After Charlie bought them both out, she was left with significant debt. The farm was still run according to her dream, but she now relied heavily upon the help of seasonal apprentices who lived in her home, ate her food and borrowed her car as payment for 20-30 hours of farm work per week. Sometimes the workers worked out great, other times they worked out horribly. It became somewhat of a trauma for Charlie, because when a new helper came, she never knew if at the end she'd be kicking out another abusive man or mourning the loss of another deep, new friend on their way to another adventure.
It was two years ago that one of her longest staying and most beloved apprentices returned to join her again in living on her farm, but this time with his whole family. It was always intended to be a long term arrangement, and at two years in, it is shaping up to look like this is going to work out just fine to be a permanent set up.
Back when Jack moved on to the farm with his family, it was a rainy winter. At the end of the season he had started moving his farm equipment from the place he had been renting to Charlie's place. On a sunny day in October he cleared out his garden and dug up the irrigation pipes and hoses. His energy had been slow since a devastating burnout in his early twenties, so this task took all day to complete. At the end of the day, once his equipment was safe and sheltered in the barn, he took a look at the gardens he had worked so hard on and saw that they looked bleak. His heart fell. Was this really the right move to make? Just then a loud crash at the nearby highway intersection reminded him of what he considered to be the most attractive feature of Lynn's farm: silence.

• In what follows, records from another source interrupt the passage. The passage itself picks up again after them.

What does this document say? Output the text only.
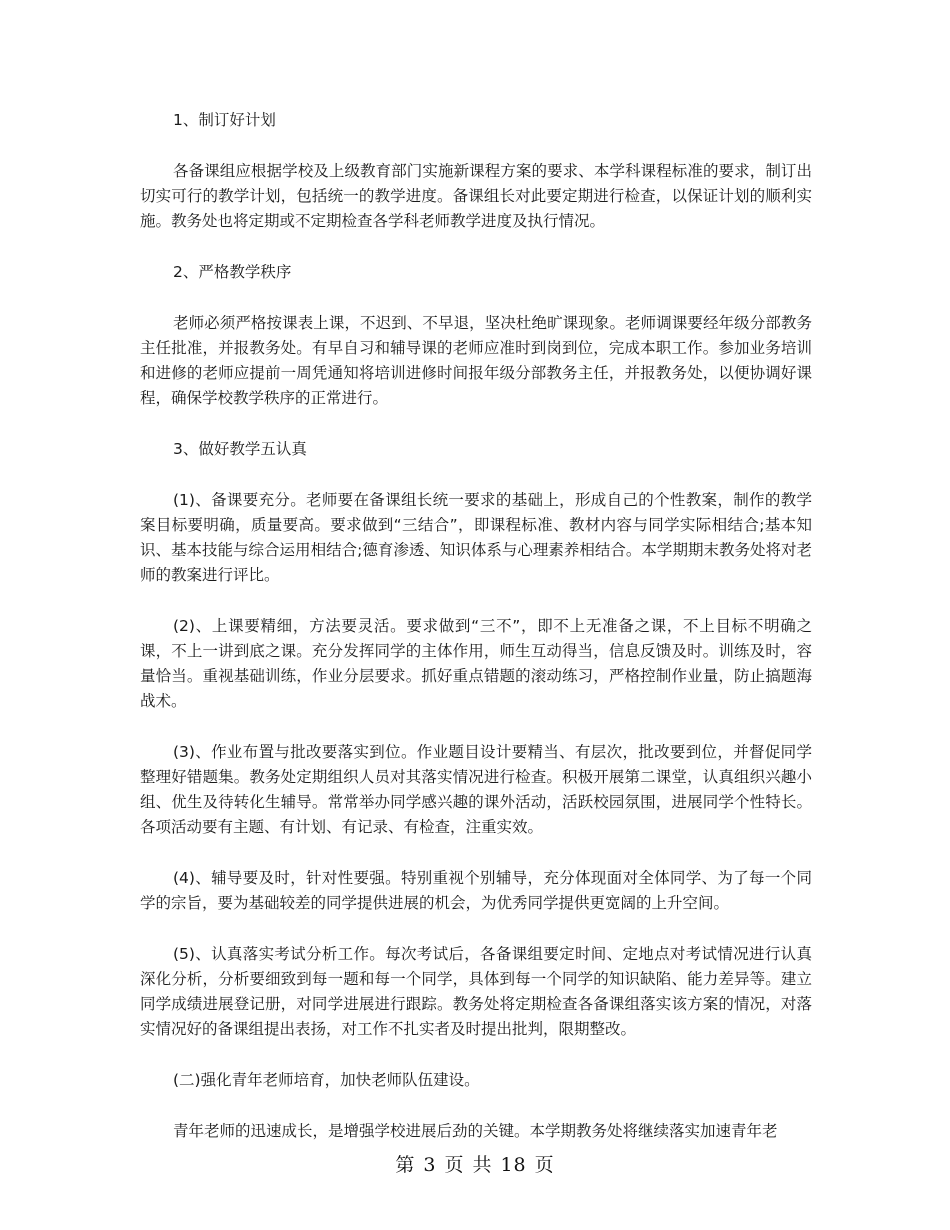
1、制订好计划

各备课组应根据学校及上级教育部门实施新课程方案的要求、本学科课程标准的要求，制订出切实可行的教学计划，包括统一的教学进度。备课组长对此要定期进行检查，以保证计划的顺利实施。教务处也将定期或不定期检查各学科老师教学进度及执行情况。

2、严格教学秩序

老师必须严格按课表上课，不迟到、不早退，坚决杜绝旷课现象。老师调课要经年级分部教务主任批准，并报教务处。有早自习和辅导课的老师应准时到岗到位，完成本职工作。参加业务培训和进修的老师应提前一周凭通知将培训进修时间报年级分部教务主任，并报教务处，以便协调好课程，确保学校教学秩序的正常进行。

3、做好教学五认真

(1)、备课要充分。老师要在备课组长统一要求的基础上，形成自己的个性教案，制作的教学案目标要明确，质量要高。要求做到“三结合”，即课程标准、教材内容与同学实际相结合;基本知识、基本技能与综合运用相结合;德育渗透、知识体系与心理素养相结合。本学期期末教务处将对老师的教案进行评比。

(2)、上课要精细，方法要灵活。要求做到“三不”，即不上无准备之课，不上目标不明确之课，不上一讲到底之课。充分发挥同学的主体作用，师生互动得当，信息反馈及时。训练及时，容量恰当。重视基础训练，作业分层要求。抓好重点错题的滚动练习，严格控制作业量，防止搞题海战术。

(3)、作业布置与批改要落实到位。作业题目设计要精当、有层次，批改要到位，并督促同学整理好错题集。教务处定期组织人员对其落实情况进行检查。积极开展第二课堂，认真组织兴趣小组、优生及待转化生辅导。常常举办同学感兴趣的课外活动，活跃校园氛围，进展同学个性特长。各项活动要有主题、有计划、有记录、有检查，注重实效。

(4)、辅导要及时，针对性要强。特别重视个别辅导，充分体现面对全体同学、为了每一个同学的宗旨，要为基础较差的同学提供进展的机会，为优秀同学提供更宽阔的上升空间。

(5)、认真落实考试分析工作。每次考试后，各备课组要定时间、定地点对考试情况进行认真深化分析，分析要细致到每一题和每一个同学，具体到每一个同学的知识缺陷、能力差异等。建立同学成绩进展登记册，对同学进展进行跟踪。教务处将定期检查各备课组落实该方案的情况，对落实情况好的备课组提出表扬，对工作不扎实者及时提出批判，限期整改。

(二)强化青年老师培育，加快老师队伍建设。

青年老师的迅速成长，是增强学校进展后劲的关键。本学期教务处将继续落实加速青年老

第 3 页 共 18 页
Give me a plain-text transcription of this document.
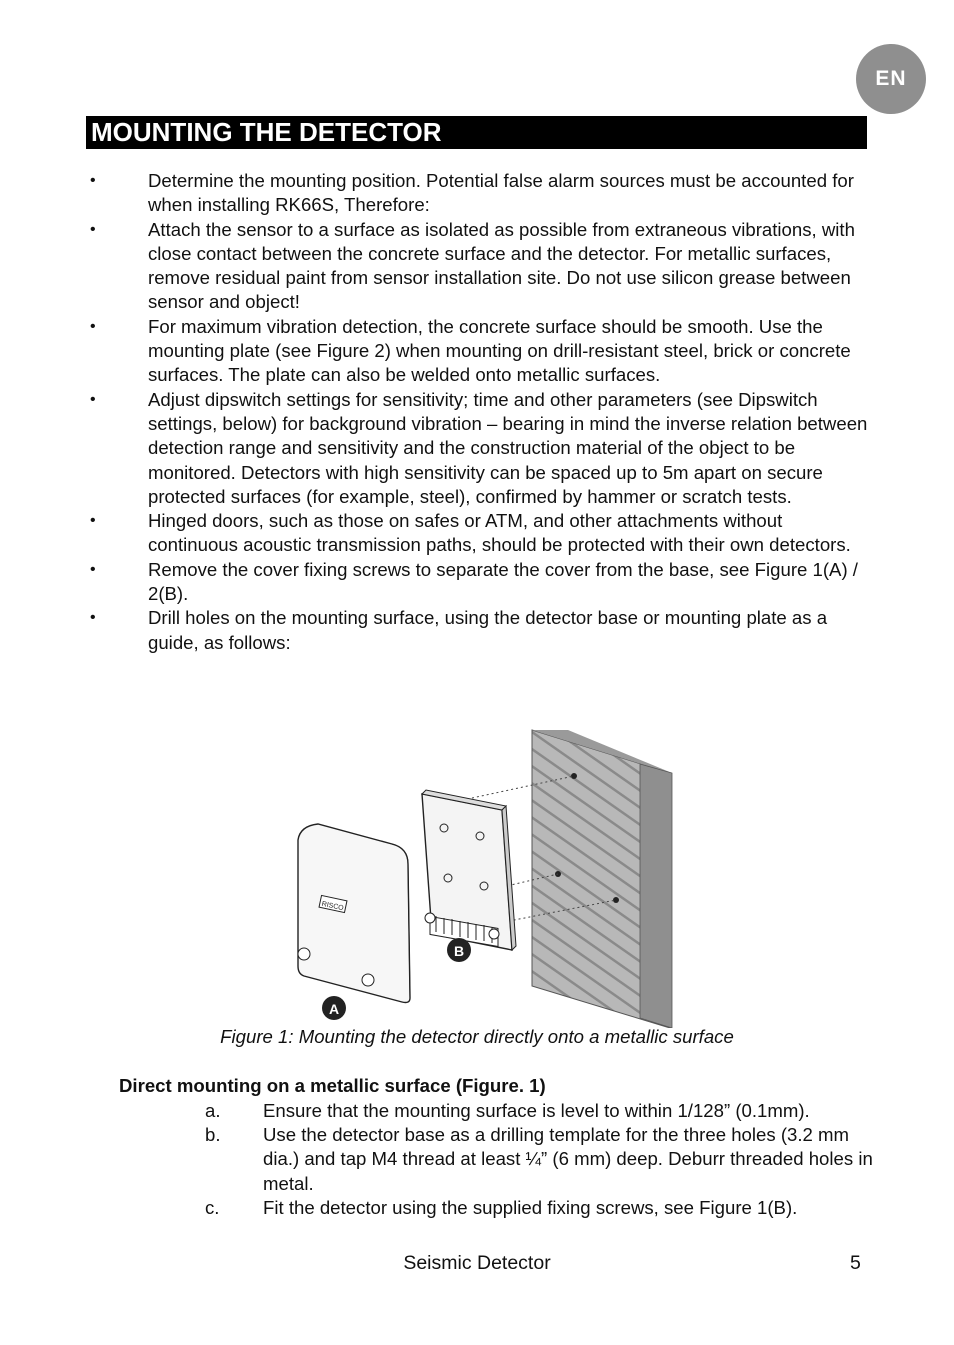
EN
MOUNTING THE DETECTOR
•	Determine the mounting position. Potential false alarm sources must be accounted for when installing RK66S, Therefore:
•	Attach the sensor to a surface as isolated as possible from extraneous vibrations, with close contact between the concrete surface and the detector. For metallic surfaces, remove residual paint from sensor installation site. Do not use silicon grease between sensor and object!
•	For maximum vibration detection, the concrete surface should be smooth. Use the mounting plate (see Figure 2) when mounting on drill-resistant steel, brick or concrete surfaces. The plate can also be welded onto metallic surfaces.
•	Adjust dipswitch settings for sensitivity; time and other parameters (see Dipswitch settings, below) for background vibration – bearing in mind the inverse relation between detection range and sensitivity and the construction material of the object to be monitored. Detectors with high sensitivity can be spaced up to 5m apart on secure protected surfaces (for example, steel), confirmed by hammer or scratch tests.
•	Hinged doors, such as those on safes or ATM, and other attachments without continuous acoustic transmission paths, should be protected with their own detectors.
•	Remove the cover fixing screws to separate the cover from the base, see Figure 1(A) / 2(B).
•	Drill holes on the mounting surface, using the detector base or mounting plate as a guide, as follows:
RISCO
B
A
Figure 1: Mounting the detector directly onto a metallic surface
Direct mounting on a metallic surface (Figure. 1)
a. Ensure that the mounting surface is level to within 1/128” (0.1mm).
b. Use the detector base as a drilling template for the three holes (3.2 mm dia.) and tap M4 thread at least ¼” (6 mm) deep. Deburr threaded holes in metal.
c. Fit the detector using the supplied fixing screws, see Figure 1(B).
Seismic Detector	5
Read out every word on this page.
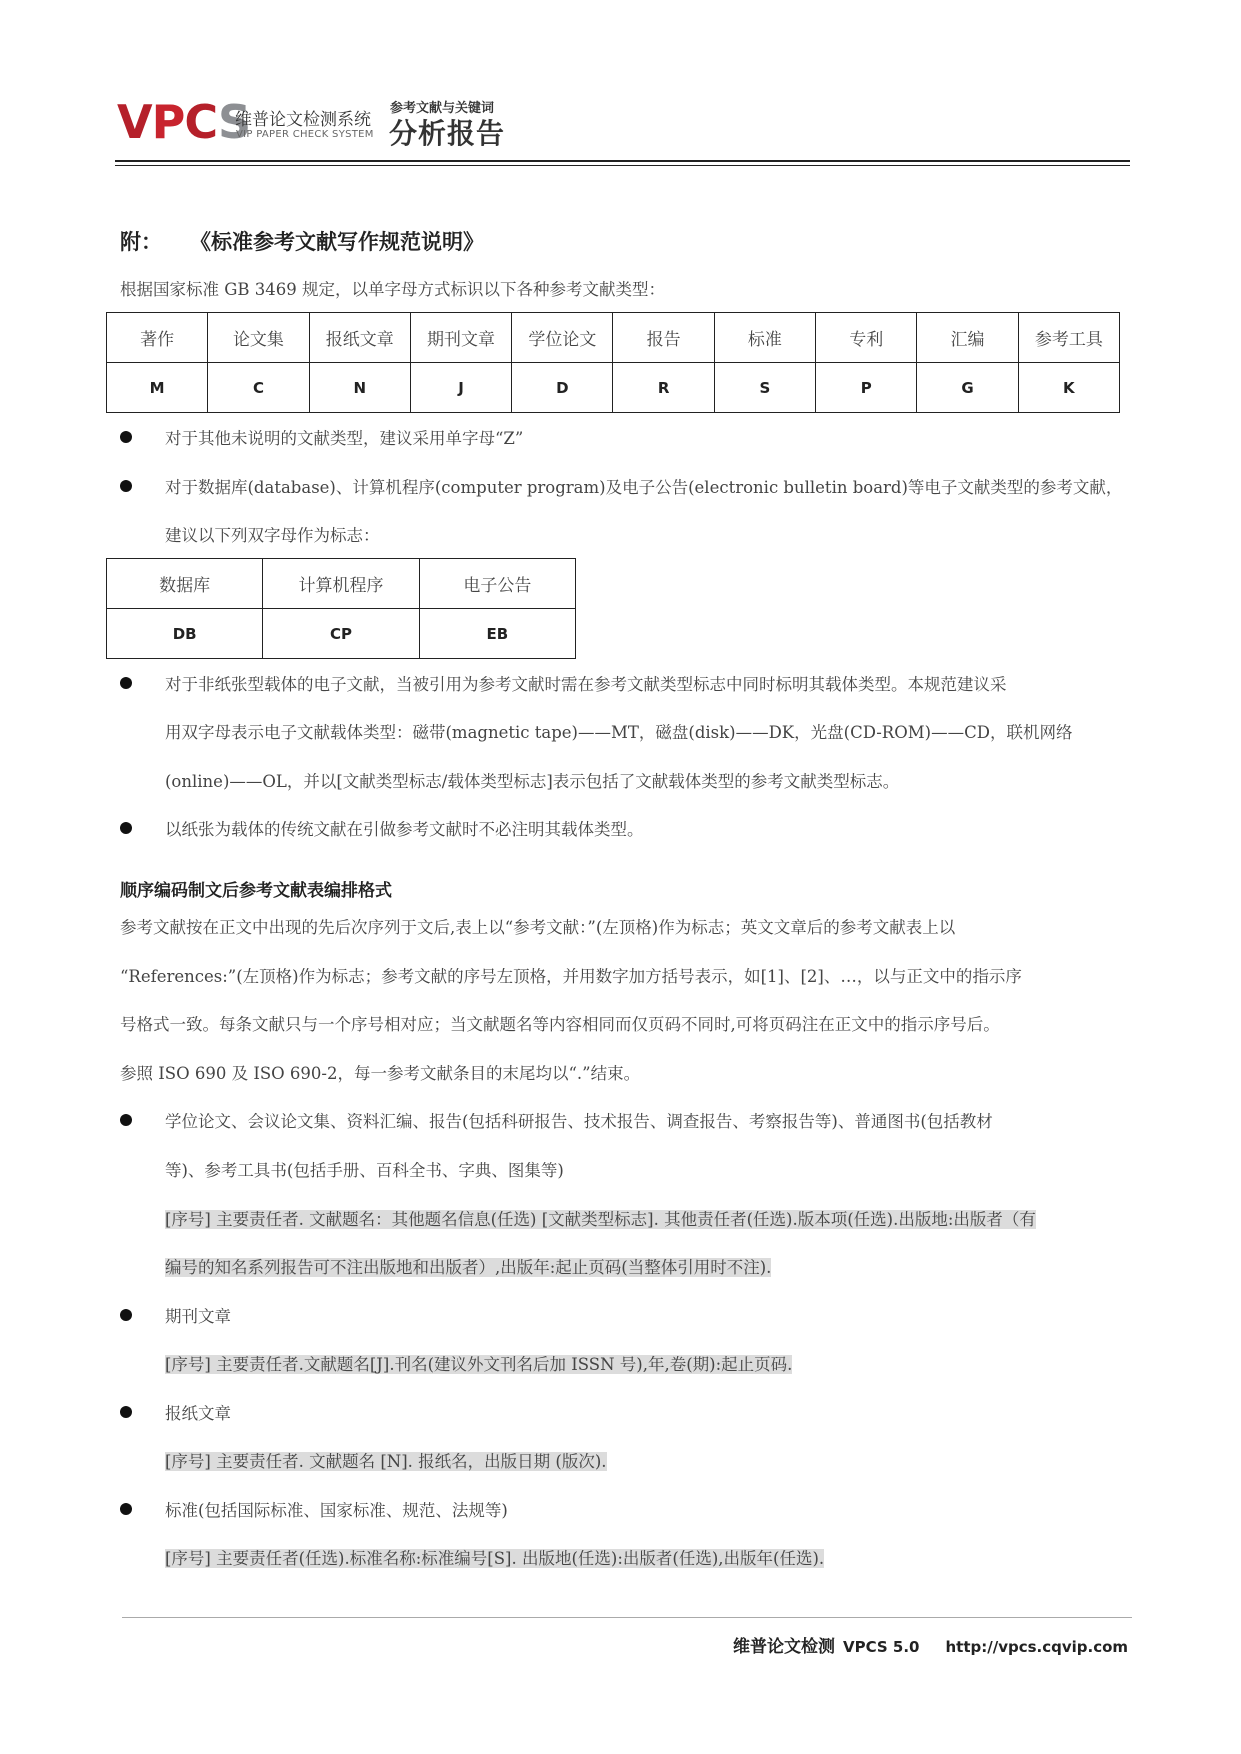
VPCS
维普论文检测系统
VIP PAPER CHECK SYSTEM
参考文献与关键词
分析报告
附： 《标准参考文献写作规范说明》
根据国家标准 GB 3469 规定，以单字母方式标识以下各种参考文献类型：
著作	论文集	报纸文章	期刊文章	学位论文	报告	标准	专利	汇编	参考工具
M	C	N	J	D	R	S	P	G	K
对于其他未说明的文献类型，建议采用单字母“Z”
对于数据库(database)、计算机程序(computer program)及电子公告(electronic bulletin board)等电子文献类型的参考文献，
建议以下列双字母作为标志：
数据库	计算机程序	电子公告
DB	CP	EB
对于非纸张型载体的电子文献，当被引用为参考文献时需在参考文献类型标志中同时标明其载体类型。本规范建议采
用双字母表示电子文献载体类型：磁带(magnetic tape)——MT，磁盘(disk)——DK，光盘(CD-ROM)——CD，联机网络
(online)——OL，并以[文献类型标志/载体类型标志]表示包括了文献载体类型的参考文献类型标志。
以纸张为载体的传统文献在引做参考文献时不必注明其载体类型。
顺序编码制文后参考文献表编排格式
参考文献按在正文中出现的先后次序列于文后,表上以“参考文献：”(左顶格)作为标志；英文文章后的参考文献表上以
“References:”(左顶格)作为标志；参考文献的序号左顶格，并用数字加方括号表示，如[1]、[2]、…，以与正文中的指示序
号格式一致。每条文献只与一个序号相对应；当文献题名等内容相同而仅页码不同时,可将页码注在正文中的指示序号后。
参照 ISO 690 及 ISO 690-2，每一参考文献条目的末尾均以“.”结束。
学位论文、会议论文集、资料汇编、报告(包括科研报告、技术报告、调查报告、考察报告等)、普通图书(包括教材
等)、参考工具书(包括手册、百科全书、字典、图集等)
[序号] 主要责任者. 文献题名：其他题名信息(任选) [文献类型标志]. 其他责任者(任选).版本项(任选).出版地:出版者（有
编号的知名系列报告可不注出版地和出版者）,出版年:起止页码(当整体引用时不注).
期刊文章
[序号] 主要责任者.文献题名[J].刊名(建议外文刊名后加 ISSN 号),年,卷(期):起止页码.
报纸文章
[序号] 主要责任者. 文献题名 [N]. 报纸名，出版日期 (版次).
标准(包括国际标准、国家标准、规范、法规等)
[序号] 主要责任者(任选).标准名称:标准编号[S]. 出版地(任选):出版者(任选),出版年(任选).
维普论文检测 VPCS 5.0 http://vpcs.cqvip.com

Jack's family is not the kind of family you would expect a young man in his late twenties to be taking along with him when he moves to a new place. He was not packing up his wife and children, in fact, Jack had not yet married at that point. Instead he was packing up his parents and sisters. The family went through a couple devastating traumas together, and then there was illness and chronic pain which debilitates some and forced the others to work to support them. Despite the potential for this to be a bad situation, it was actually a harmonious set up, not a bad one. All members of the family do what they can to take care of each other and support each other, either financially, emotionally or both.